There are four subtypes of human IgG with different effector functions. Quantifying the relative amount of each IgG subtype is important for laboratory diagnosis in multiple settings. However, in an evolving landscape of the appreciation of human variability and the need for precision/personalised laboratory diagnosis, it has also been shown that there are numerous natural variants of IgG subtypes, with at least 29 having been described. It has recently been reported that commercially available polyclonal antisera to IgG3 cross react with variants of other IgG subtypes, while available monoclonal anti-IgG3 have a blind-spot for the IgG3-04 variant. Herein, we report that IgG3-04 contains an epitope in common with all known IgG3 variants and absent in other subtypes.
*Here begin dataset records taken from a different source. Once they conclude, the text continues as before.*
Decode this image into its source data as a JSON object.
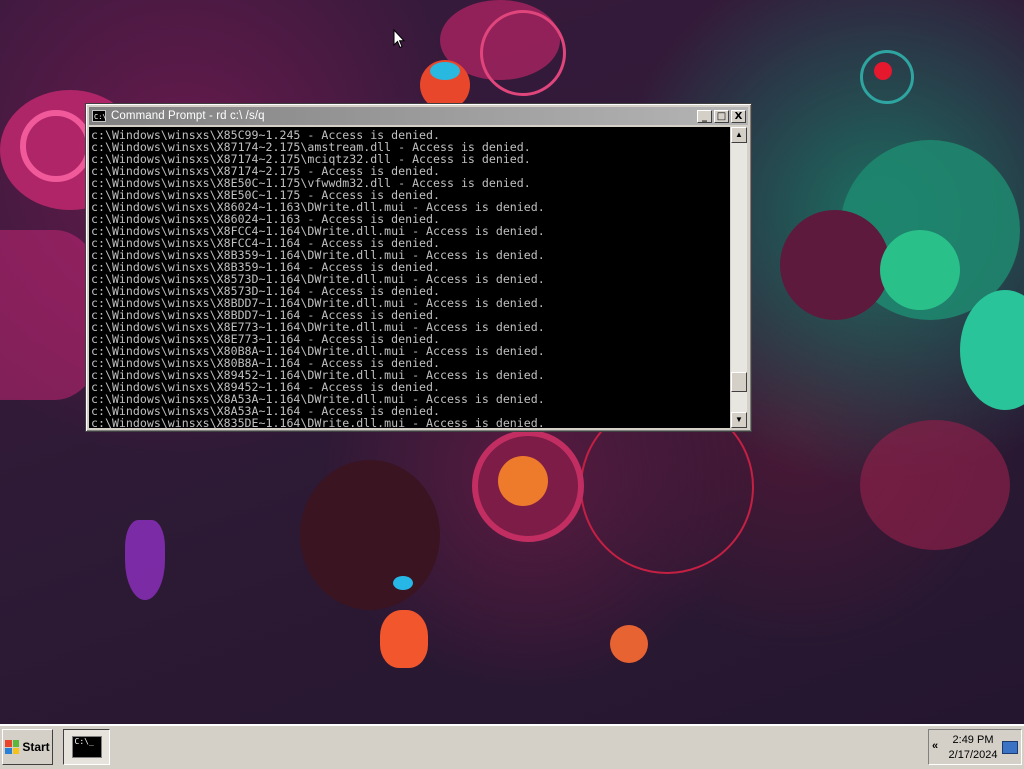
{
  "window": {
    "title": "Command Prompt - rd  c:\\ /s/q",
    "icon": "console-icon",
    "icon_glyph": "C:\\",
    "minimize_glyph": "_",
    "maximize_glyph": "□",
    "close_glyph": "X"
  },
  "console": {
    "text": "c:\\Windows\\winsxs\\X85C99~1.245 - Access is denied.\nc:\\Windows\\winsxs\\X87174~2.175\\amstream.dll - Access is denied.\nc:\\Windows\\winsxs\\X87174~2.175\\mciqtz32.dll - Access is denied.\nc:\\Windows\\winsxs\\X87174~2.175 - Access is denied.\nc:\\Windows\\winsxs\\X8E50C~1.175\\vfwwdm32.dll - Access is denied.\nc:\\Windows\\winsxs\\X8E50C~1.175 - Access is denied.\nc:\\Windows\\winsxs\\X86024~1.163\\DWrite.dll.mui - Access is denied.\nc:\\Windows\\winsxs\\X86024~1.163 - Access is denied.\nc:\\Windows\\winsxs\\X8FCC4~1.164\\DWrite.dll.mui - Access is denied.\nc:\\Windows\\winsxs\\X8FCC4~1.164 - Access is denied.\nc:\\Windows\\winsxs\\X8B359~1.164\\DWrite.dll.mui - Access is denied.\nc:\\Windows\\winsxs\\X8B359~1.164 - Access is denied.\nc:\\Windows\\winsxs\\X8573D~1.164\\DWrite.dll.mui - Access is denied.\nc:\\Windows\\winsxs\\X8573D~1.164 - Access is denied.\nc:\\Windows\\winsxs\\X8BDD7~1.164\\DWrite.dll.mui - Access is denied.\nc:\\Windows\\winsxs\\X8BDD7~1.164 - Access is denied.\nc:\\Windows\\winsxs\\X8E773~1.164\\DWrite.dll.mui - Access is denied.\nc:\\Windows\\winsxs\\X8E773~1.164 - Access is denied.\nc:\\Windows\\winsxs\\X80B8A~1.164\\DWrite.dll.mui - Access is denied.\nc:\\Windows\\winsxs\\X80B8A~1.164 - Access is denied.\nc:\\Windows\\winsxs\\X89452~1.164\\DWrite.dll.mui - Access is denied.\nc:\\Windows\\winsxs\\X89452~1.164 - Access is denied.\nc:\\Windows\\winsxs\\X8A53A~1.164\\DWrite.dll.mui - Access is denied.\nc:\\Windows\\winsxs\\X8A53A~1.164 - Access is denied.\nc:\\Windows\\winsxs\\X835DE~1.164\\DWrite.dll.mui - Access is denied.",
    "scroll_position": 0.92
  },
  "scrollbar": {
    "up_glyph": "▲",
    "down_glyph": "▼"
  },
  "taskbar": {
    "start_label": "Start",
    "start_icon": "windows-logo-icon",
    "task_button_icon": "command-prompt-icon",
    "task_icon_glyph": "C:\\_",
    "tray_expand_glyph": "«",
    "time": "2:49 PM",
    "date": "2/17/2024",
    "network_icon": "network-icon"
  },
  "colors": {
    "console_bg": "#000000",
    "console_text": "#c0c0c0",
    "titlebar_inactive": "#808080",
    "window_face": "#d4d0c8"
  }
}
A novel monoclonal anti-IgG3 is described that is specific to IgG3 but without any blind-spots for known IgG3 variants, providing a remedy to the problem of genetic variability of IgG3.

Errors in data interpretation from genetic variation of human analytes.

In recent years, the extent of our vulnerability to misinterpretation due to poorly characterized reagents has become an issue of great concern. Antibody reagents have been identified as a major source of error, contributing to the "reproducibility crisis." In the current report, we define an additional dimension of the crisis; in particular, we define variation of the targets being analyzed. We report that natural variation in the immunoglobulin "constant" region alters the reactivity with commonly used subtype-specific anti-IgG reagents, resulting in cross-reactivity of polyclonal regents with inappropriate targets and blind spots of monoclonal reagents for desired targets. This raises the practical concern that numerous studies characterizing IgG subtypes in human disease may contain errors due to such previously unappreciated defects. These studies also focus attention on the broader concern that genetic variation may affect the performance of any laboratory or research test that uses antibodies for detection.

Serological blind spots for variants of human IgG3 and IgG4 by a commonly used anti-immunoglobulin reagent.

BACKGROUND: Human immunoglobulin G (IgG) includes four different subtypes (IgG1, IgG2, IgG3, and IgG4), and it is also now appreciated that there are genetic variations within IgG subtypes (called isoallotypes). Twenty-nine different isoallotypes have been described, with 7, 4, 15, and 3 isoallotypes described for IgG1, IgG2, IgG3, and IgG4, respectively. The reactivity of anti-IgG with different isoallotypes has not been characterized. STUDY DESIGN AND METHODS: A novel monoclonal anti-K antibody (PugetSound Monoclonal Antibody 1 [PUMA1]) was isolated and sequenced, and a panel of PUMA1 variants was expressed, consisting of the 29 known IgG isoallotypes. The resulting panel of antibodies was preincubated with K-positive red blood cells (RBCs) and then subjected to testing with currently approved anti-IgG by flow cytometry, solid phase systems, gel cards, and tube testing. RESULTS: A US Food and Drug Administration (FDA)-approved monoclonal anti-IgG (gamma-clone) failed to recognize 2 of 15 IgG3 isoallotypes (IgG3-03 and IgG3-13) and 3 of 3 IgG4 isoallotypes (IgG4-01, IgG4-02, and IgG4-03). In contrast, an FDA-approved rabbit polyclonal anti-IgG recognized each of the known human IgG isoallotypes. CONCLUSION: These findings demonstrate "blind spots" in isoalloantibody detection by a monoclonal anti-IgG. If a patient has anti-RBC antibodies predominantly of an IgG3 subtype (the IgG3-03 and/or IgG3-13 variety), then it is possible that a clinically significant alloantibody would be missed. IgG-03 and IgG-13 have an estimated frequency of 1% to 3% in Caucasian populations and 20% to 30% in certain African populations. Nonreactivity with IgG4 is a known characteristic of this monoclonal anti-IgG, but IgG4 isoallotypes have not been previously reported.